I had the difficult experience recently of having to try find a way to block spam on a phpBB forum website. Nothing seemed to stop the wave of spambot user registrations. I tried messing with the default ‘Spambot Countermeasures’ settings that come with the latest version of phpBB including choosing different catpcha complexities, sizes, shapes etc..to the point where I couldn’t even read the codes myself but still they came! I also tried different spam plugins, captchas, etc but nothing seemed to work. I eventually settled on a Question & Answer system thinking that an automated spambot couldn’t possibly answer a question. But guess what!? They can now..
I happened to mention on Twitter that spam bots seemed to be able to answer questions these days and Rahber replied and said that they can only answer Googleable questions. In fairness this is mentioned on the configure screen for the Q & A spambot countermeasures plugin, which I never read!:
These questions should be easy for your target audience to answer but beyond the ability of a bot capable of running a Google™ search.
What this basically means is that a bot can probably answer a question like “What is 2 + 2” because Google can answer this too but they can’t answer a question like “What is the address of this website” which requires a bit of thinking rather then searching.
Here’s the list of questions I’ve put in for the time being which seems to be working, at least until the bots become self-aware. Hopefully, odd as some of them are, they won’t fool too many humans!
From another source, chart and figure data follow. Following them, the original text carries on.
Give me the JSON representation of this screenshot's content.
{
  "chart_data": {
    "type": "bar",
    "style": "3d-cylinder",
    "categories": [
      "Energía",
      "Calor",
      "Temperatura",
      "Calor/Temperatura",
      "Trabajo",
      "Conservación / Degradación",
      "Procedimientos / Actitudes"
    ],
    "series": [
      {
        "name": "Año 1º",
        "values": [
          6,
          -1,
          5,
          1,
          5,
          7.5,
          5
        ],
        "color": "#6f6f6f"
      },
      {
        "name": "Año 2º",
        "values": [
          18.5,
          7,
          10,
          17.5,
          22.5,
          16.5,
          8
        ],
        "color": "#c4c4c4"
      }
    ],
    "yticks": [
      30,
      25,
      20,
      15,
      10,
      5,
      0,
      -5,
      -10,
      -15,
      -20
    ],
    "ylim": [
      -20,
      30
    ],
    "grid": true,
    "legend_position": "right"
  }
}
The larger the list the better:
- What is the address of this website?
- What are the last 2 words in this question?
- What colour is a blue apple?
- What size is a ‘big’ dog?
- If a piece of string is 1 foot long, how long is it?
- What is the very last letter or symbol in this question?
- How many legs has a 3 legged spider?
- How many strings has a 9 string guitar?
- My dog is a spaniel, what breed is he?